SECTION 6


Mrs. Sato prepared a fine breakfast which I did my best to demolish in a respectfully greedy American way. I began to appreciate the considerable luxury of nibbling on many, many different things at a meal instead of the poor way I eat at home: one big serving of one or two or three things. And I discovered something on the Sato's table that I am still craving: sour plum jelly. It is sour. I have no idea at all whether it is actually plum or not. I know for certain it is sour. It is the best jelly, actually a jam, I think, I have ever tasted. Perfect. Mr. Sato informed me that the bird I had been listening to was actually a cicada. The Japanese islands have almost as many different kinds of cicada as America has songbirds, and they are all distinguished by their different cries. Mr. Sato was surprised to hear about the 17-year cicada.

Monday morning-
finding the cicada
before getting in the car

Mr. Sato dropped me off in town. The plan was for me to take advantage of a special opportunity: live kabuki theater. I attended a short class with a few other foreigners, just something to acquaint us with what kabuki is. My best guess is it's about like opera, wherein the performance of spectacle and spectacle of performance supersede its incomprehensibility. I sat next to a tall Californian in the balcony but moved to a nearby section at the first opportunity in order to gain a little space. At intermission, this Californian thanked me for moving, and distracted me while I ordered a bottle of what I though might be grapefruit juice. It turned out to be something called Calpis, which this Californian informed me only after I had slugged down about half the bottle, "tastes just like it sounds." What it tasted like was the sugary milk left when the Fruit Loops have been plucked from the bowl.

I have no idea what it was I saw when I saw kabuki. There were three sections or parts, but I don't know if they were all of a single work. The first section had something to do with a young lord being seduced by a woman with an ample supply of sake. He eventually got angry about what I guess was the element of deception and/or the exposure of his own weakness. He chased somebody up a steep mountain path and pushed that person off a cliff. The second part was recitation of some sort by half a dozen actors all kneeling and bowing low and sitting up in turn to speak. The third part had somebody looking for something which necessitated many mincing steps down a long hallway and back. I don't know how it turned out, and I suspect few members of the audience did either. As I say, the effect was one of witnessing the spectacle of grand production.

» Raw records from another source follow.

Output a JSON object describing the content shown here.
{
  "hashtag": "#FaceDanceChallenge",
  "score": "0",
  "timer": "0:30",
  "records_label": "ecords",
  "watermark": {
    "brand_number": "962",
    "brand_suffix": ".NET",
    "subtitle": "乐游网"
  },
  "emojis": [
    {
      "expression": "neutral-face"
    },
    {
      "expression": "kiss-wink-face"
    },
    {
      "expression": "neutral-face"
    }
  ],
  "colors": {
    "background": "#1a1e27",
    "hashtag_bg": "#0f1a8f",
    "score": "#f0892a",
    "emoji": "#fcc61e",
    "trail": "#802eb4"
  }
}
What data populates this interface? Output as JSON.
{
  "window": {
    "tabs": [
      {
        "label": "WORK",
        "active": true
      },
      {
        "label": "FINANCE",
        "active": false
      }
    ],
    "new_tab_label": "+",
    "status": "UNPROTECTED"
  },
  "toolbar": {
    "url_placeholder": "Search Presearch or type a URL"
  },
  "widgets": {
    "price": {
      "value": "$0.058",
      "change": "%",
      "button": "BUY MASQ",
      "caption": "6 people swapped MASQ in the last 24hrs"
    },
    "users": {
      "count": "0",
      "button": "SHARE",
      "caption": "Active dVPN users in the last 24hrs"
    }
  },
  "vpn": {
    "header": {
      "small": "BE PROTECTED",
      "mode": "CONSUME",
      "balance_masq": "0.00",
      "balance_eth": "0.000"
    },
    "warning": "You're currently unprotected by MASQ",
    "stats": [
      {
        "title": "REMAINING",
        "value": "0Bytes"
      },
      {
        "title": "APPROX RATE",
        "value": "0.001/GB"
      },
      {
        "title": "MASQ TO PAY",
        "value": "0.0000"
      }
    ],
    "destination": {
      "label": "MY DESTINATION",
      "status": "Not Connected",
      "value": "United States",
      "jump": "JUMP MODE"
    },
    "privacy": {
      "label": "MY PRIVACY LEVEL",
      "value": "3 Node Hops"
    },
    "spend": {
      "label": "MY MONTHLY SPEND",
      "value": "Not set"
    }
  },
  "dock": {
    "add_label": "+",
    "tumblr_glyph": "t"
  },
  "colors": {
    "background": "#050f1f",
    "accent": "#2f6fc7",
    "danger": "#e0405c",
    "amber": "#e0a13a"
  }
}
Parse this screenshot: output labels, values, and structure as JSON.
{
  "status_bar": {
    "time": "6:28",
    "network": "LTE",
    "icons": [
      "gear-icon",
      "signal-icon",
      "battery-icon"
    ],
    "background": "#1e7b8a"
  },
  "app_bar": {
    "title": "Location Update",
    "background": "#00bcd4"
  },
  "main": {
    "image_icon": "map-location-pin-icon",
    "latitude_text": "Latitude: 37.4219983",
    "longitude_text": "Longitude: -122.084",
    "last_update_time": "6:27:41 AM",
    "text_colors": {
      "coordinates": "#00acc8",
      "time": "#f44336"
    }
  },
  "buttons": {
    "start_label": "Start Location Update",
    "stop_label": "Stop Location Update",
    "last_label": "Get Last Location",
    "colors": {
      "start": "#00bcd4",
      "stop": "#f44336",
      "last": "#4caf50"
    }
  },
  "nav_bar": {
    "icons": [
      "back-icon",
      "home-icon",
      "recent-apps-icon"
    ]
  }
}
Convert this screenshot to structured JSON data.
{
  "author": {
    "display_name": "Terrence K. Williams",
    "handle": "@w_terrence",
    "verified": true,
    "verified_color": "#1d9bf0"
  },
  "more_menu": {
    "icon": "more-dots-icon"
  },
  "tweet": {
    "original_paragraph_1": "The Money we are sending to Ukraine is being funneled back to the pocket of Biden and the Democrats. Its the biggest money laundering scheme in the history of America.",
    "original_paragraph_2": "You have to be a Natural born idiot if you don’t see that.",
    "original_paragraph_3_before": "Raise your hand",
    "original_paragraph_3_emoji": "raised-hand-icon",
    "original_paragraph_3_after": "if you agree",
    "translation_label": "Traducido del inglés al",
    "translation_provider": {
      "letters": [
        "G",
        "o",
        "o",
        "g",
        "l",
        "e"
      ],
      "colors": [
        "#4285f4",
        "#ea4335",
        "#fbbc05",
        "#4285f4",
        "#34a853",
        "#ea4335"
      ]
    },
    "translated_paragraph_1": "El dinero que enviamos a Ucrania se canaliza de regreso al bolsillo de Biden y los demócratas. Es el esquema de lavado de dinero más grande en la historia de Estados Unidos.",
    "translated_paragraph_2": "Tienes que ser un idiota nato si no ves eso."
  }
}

In order to get back to Mr. Sato's house, I gave a taxi driver a card with the address on it. He called his dispatcher and chatted for five or ten minutes, referring back to the card several times. The only words I understood were Satosan and gaijin. I asked if everything was okay. He flashed an okay sign backward and said, "OK" five or six times and vigorously shook his head in an effort, I think, to convince himself. Before we got to where we were going, he called his dispatcher again and stopped twice to ask pedestrians for directions. I eventually recognized the house and got him to stop. I don't know why Japanese cabbies wear a white gloves only on their left hands.

Mr. Sato was watching sumo on television. Before I left Japan, I developed some appreciation and a new respect for the sport and those who practice it. Tuesday, sad to say, I slept all day. I got up for breakfast, so I wouldn't miss the opportunity for some more sour plum jelly, but I practically collapsed for the rest of the day. At night, Mr. and Mrs. Sato treated me to a Japanese style barbecue. They used something very much like an electric skillet to fry a hundred different things, pieces of pork and fish, and different vegetables. After dinner, we talked about many things: haiku, Shiki, Basho's frog haiku, American national politics, Intel stock, Weirton Steel stock, putting money away for the children and grandchildren, the Satos' travels throughout the world, to the United States and to Germany, from which they had recently returned.